Four-year old Blaine Frisbie of small-town Montana heard himself laugh for the first time when he was fit with his new hearing aids earlier this year. His eyes lit up at the sound, and his mother, Val, and audiologist Tina Berg Fields both found themselves weeping with joy at the sight of a new world opening up for young Blaine.
“It was so incredible!” says Val Frisbie looking back on that day. She remembers Blaine biting into a potato chip after the fitting and looking up to tell her, “These are weally crunchy!” That evening her husband, Tim – who had initially struggled with the idea of putting hearing aids in someone so young – also became a believer. “Once Tim saw the difference he was amazed,” says Val. She remembers how tired Blaine was that night as he went to bed with his head filled with new sounds and new knowledge.
She reports that, with the help of speech therapy, Blaine has been progressing rapidly ever since in his ability to pronounce words clearly. Sister Tailor (14) and brother Brock (9) have enjoyed Blaine’s increased ability to talk with and support his efforts at continued improvement daily. In fact, it is Tailor who helps Blaine put his aids in each morning. For his part, Blaine is quite responsible about wearing them and quick to report when he needs new batteries.

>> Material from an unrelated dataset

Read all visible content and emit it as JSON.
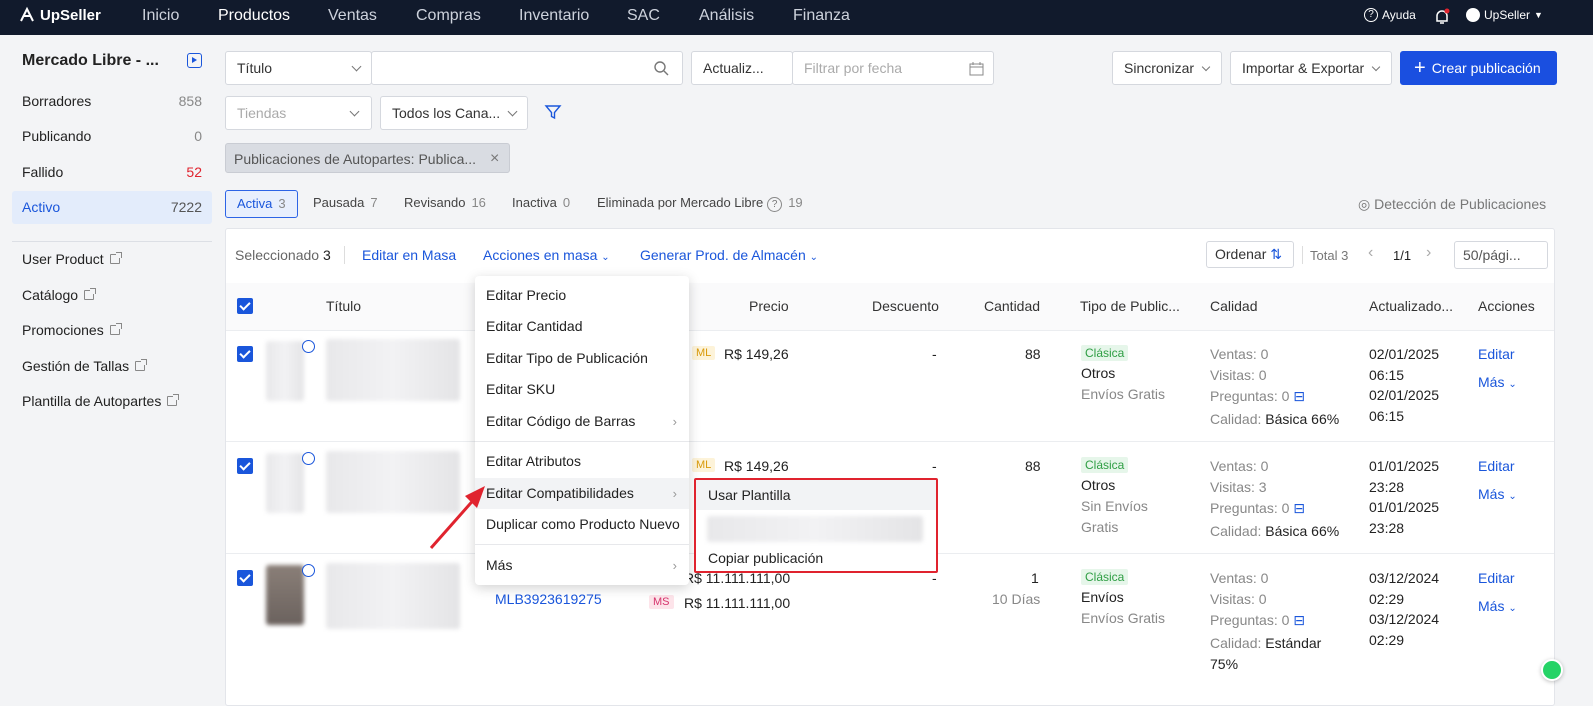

“The Lions who have helped us need to know what a wonderful difference these aids have made for our whole family,” says Val. Blaine was born with substantial hearing loss. An early misdiagnosis gave the Frisbies false hope that the loss could be reversed, but tubes to drain excess fluid and other intervention measures failed to make a difference. When it became apparent that hearing aids were necessary, cost still remained an obstacle.

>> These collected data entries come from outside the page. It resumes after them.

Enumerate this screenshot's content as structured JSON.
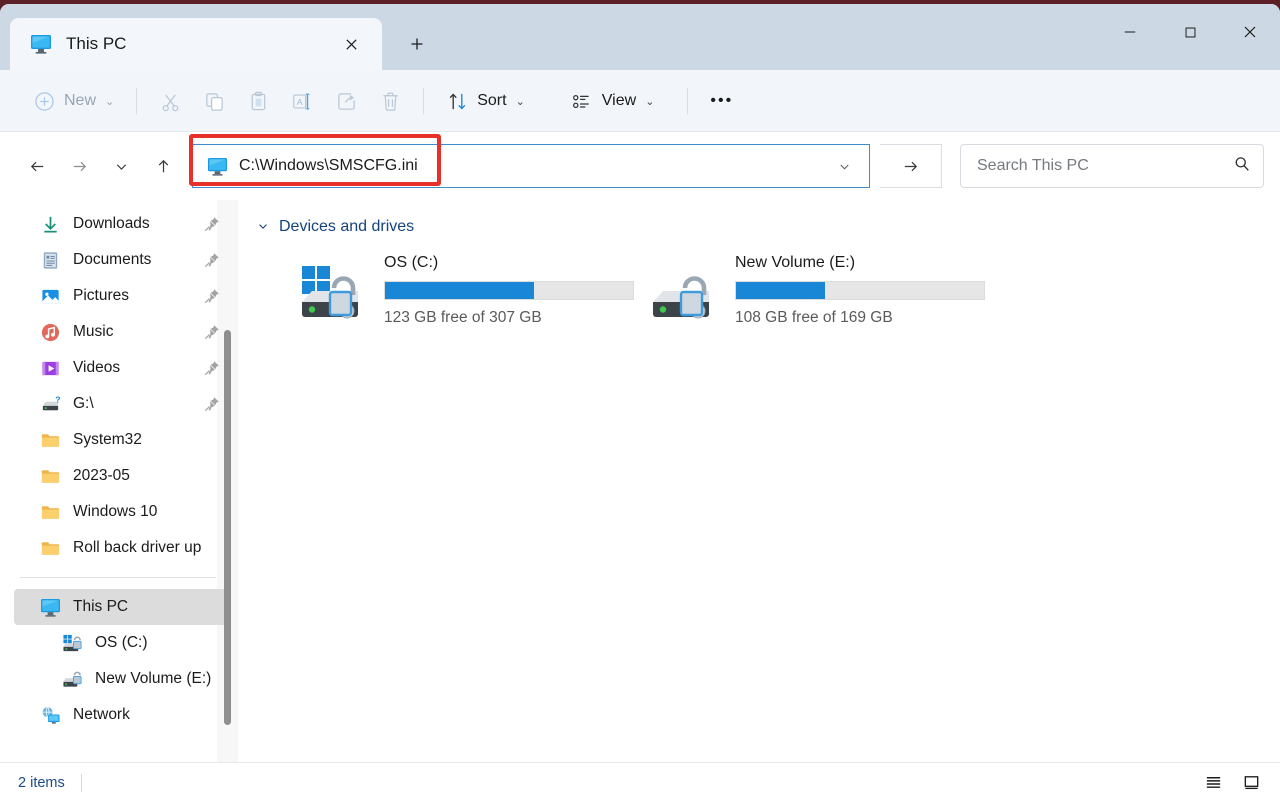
{
  "window": {
    "tab_title": "This PC",
    "tab_icon": "monitor-icon",
    "close_label": "✕",
    "newtab_label": "+",
    "minimize_label": "—",
    "maximize_label": "□",
    "winclose_label": "✕"
  },
  "toolbar": {
    "new_label": "New",
    "new_chevron": "⌄",
    "cut_label": "Cut",
    "copy_label": "Copy",
    "paste_label": "Paste",
    "rename_label": "Rename",
    "share_label": "Share",
    "delete_label": "Delete",
    "sort_label": "Sort",
    "sort_chevron": "⌄",
    "view_label": "View",
    "view_chevron": "⌄",
    "more_label": "•••"
  },
  "navigation": {
    "back_label": "←",
    "forward_label": "→",
    "recent_label": "⌄",
    "up_label": "↑",
    "address_value": "C:\\Windows\\SMSCFG.ini",
    "address_icon": "monitor-icon",
    "address_chevron": "⌄",
    "go_label": "→",
    "highlight_color": "#e8302a"
  },
  "search": {
    "placeholder": "Search This PC",
    "icon": "search-icon"
  },
  "sidebar": {
    "quick_access": [
      {
        "label": "Downloads",
        "icon": "downloads-icon",
        "pinned": true
      },
      {
        "label": "Documents",
        "icon": "documents-icon",
        "pinned": true
      },
      {
        "label": "Pictures",
        "icon": "pictures-icon",
        "pinned": true
      },
      {
        "label": "Music",
        "icon": "music-icon",
        "pinned": true
      },
      {
        "label": "Videos",
        "icon": "videos-icon",
        "pinned": true
      },
      {
        "label": "G:\\",
        "icon": "drive-unknown-icon",
        "pinned": true
      },
      {
        "label": "System32",
        "icon": "folder-icon",
        "pinned": false
      },
      {
        "label": "2023-05",
        "icon": "folder-icon",
        "pinned": false
      },
      {
        "label": "Windows 10",
        "icon": "folder-icon",
        "pinned": false
      },
      {
        "label": "Roll back driver up",
        "icon": "folder-icon",
        "pinned": false
      }
    ],
    "tree": [
      {
        "label": "This PC",
        "icon": "monitor-icon",
        "selected": true,
        "indent": 0
      },
      {
        "label": "OS (C:)",
        "icon": "os-drive-icon",
        "selected": false,
        "indent": 1
      },
      {
        "label": "New Volume (E:)",
        "icon": "drive-icon",
        "selected": false,
        "indent": 1
      },
      {
        "label": "Network",
        "icon": "network-icon",
        "selected": false,
        "indent": 0
      }
    ]
  },
  "content": {
    "group_label": "Devices and drives",
    "group_chevron": "⌄",
    "drives": [
      {
        "name": "OS (C:)",
        "free_text": "123 GB free of 307 GB",
        "used_percent": 60,
        "icon": "os-drive-icon",
        "bar_color": "#1a87d6"
      },
      {
        "name": "New Volume (E:)",
        "free_text": "108 GB free of 169 GB",
        "used_percent": 36,
        "icon": "drive-icon",
        "bar_color": "#1a87d6"
      }
    ]
  },
  "status": {
    "item_count": "2 items",
    "details_view_icon": "details-view-icon",
    "large_icons_view_icon": "large-icons-view-icon"
  }
}
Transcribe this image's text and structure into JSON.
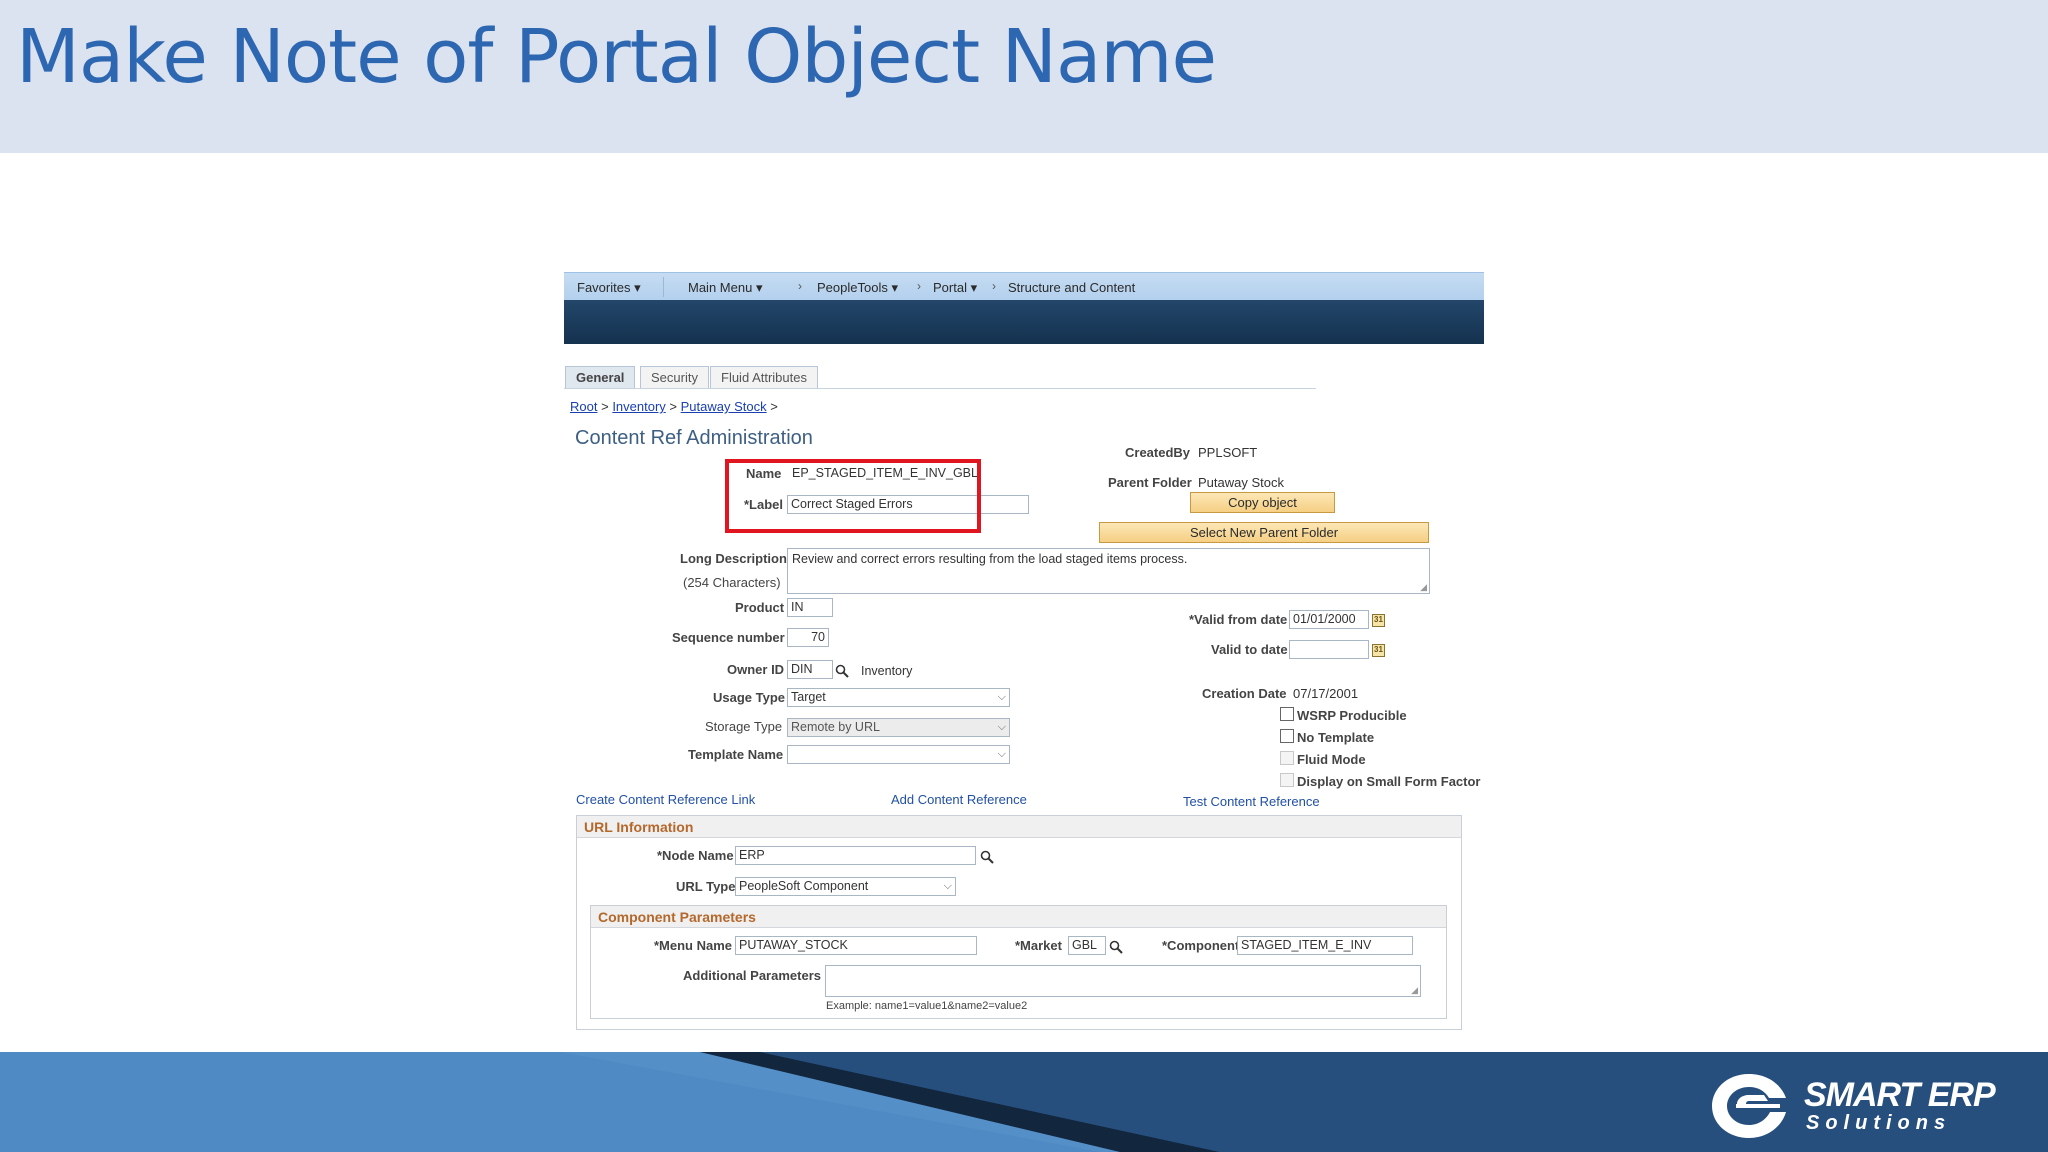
{
  "slide": {
    "title": "Make Note of Portal Object Name",
    "logo_line1": "SMART ERP",
    "logo_line2": "Solutions"
  },
  "nav": {
    "favorites": "Favorites",
    "main_menu": "Main Menu",
    "peopletools": "PeopleTools",
    "portal": "Portal",
    "structure": "Structure and Content"
  },
  "tabs": {
    "general": "General",
    "security": "Security",
    "fluid": "Fluid Attributes"
  },
  "breadcrumb": {
    "root": "Root",
    "inventory": "Inventory",
    "putaway": "Putaway Stock",
    "sep": ">"
  },
  "heading": "Content Ref Administration",
  "form": {
    "name_label": "Name",
    "name_value": "EP_STAGED_ITEM_E_INV_GBL",
    "label_label": "*Label",
    "label_value": "Correct Staged Errors",
    "createdby_label": "CreatedBy",
    "createdby_value": "PPLSOFT",
    "parent_folder_label": "Parent Folder",
    "parent_folder_value": "Putaway Stock",
    "copy_object": "Copy object",
    "select_parent": "Select New Parent Folder",
    "long_desc_label": "Long Description",
    "long_desc_sub": "(254 Characters)",
    "long_desc_value": "Review and correct errors resulting from the load staged items process.",
    "product_label": "Product",
    "product_value": "IN",
    "seq_label": "Sequence number",
    "seq_value": "70",
    "owner_label": "Owner ID",
    "owner_value": "DIN",
    "owner_desc": "Inventory",
    "usage_label": "Usage Type",
    "usage_value": "Target",
    "storage_label": "Storage Type",
    "storage_value": "Remote by URL",
    "template_label": "Template Name",
    "template_value": "",
    "valid_from_label": "*Valid from date",
    "valid_from_value": "01/01/2000",
    "valid_to_label": "Valid to date",
    "valid_to_value": "",
    "creation_label": "Creation Date",
    "creation_value": "07/17/2001",
    "wsrp": "WSRP Producible",
    "no_template": "No Template",
    "fluid_mode": "Fluid Mode",
    "small_form": "Display on Small Form Factor"
  },
  "links": {
    "create": "Create Content Reference Link",
    "add": "Add Content Reference",
    "test": "Test Content Reference"
  },
  "url_info": {
    "title": "URL Information",
    "node_label": "*Node Name",
    "node_value": "ERP",
    "url_type_label": "URL Type",
    "url_type_value": "PeopleSoft Component"
  },
  "component": {
    "title": "Component Parameters",
    "menu_label": "*Menu Name",
    "menu_value": "PUTAWAY_STOCK",
    "market_label": "*Market",
    "market_value": "GBL",
    "component_label": "*Component",
    "component_value": "STAGED_ITEM_E_INV",
    "additional_label": "Additional Parameters",
    "additional_value": "",
    "example": "Example: name1=value1&name2=value2"
  }
}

Both parents work – Val teaches special education at the local school district, and Tim works at a local factory – but the $5,000+ price tag for the high-quality aids that Blaine needed still posed substantial hardship. Fortunately, area audiologist Tina Berg Fields is a partner in the AUDIENT hearing care provider network. This network that makes aids available to income-qualified families at steeply-discounted prices made it possible for Tina to provide Blaine with two high-quality Siemans aids with special kid-gear pack for $1,560. Then the news got even better for the Frisbies. To help this young, local, and deserving family, the Montana Lions Foundation for Sight & Hearing agreed to pay $1,210 of the cost. Our Foundation’s own Patient Care Program kicked in the last $350. Total out-of-pocket cost to the Frisbies? $0.
“We are so very thankful for all that the Lions Foundation did for Blaine,” says Val. “Because of you, he was given the chance to grow and learn.”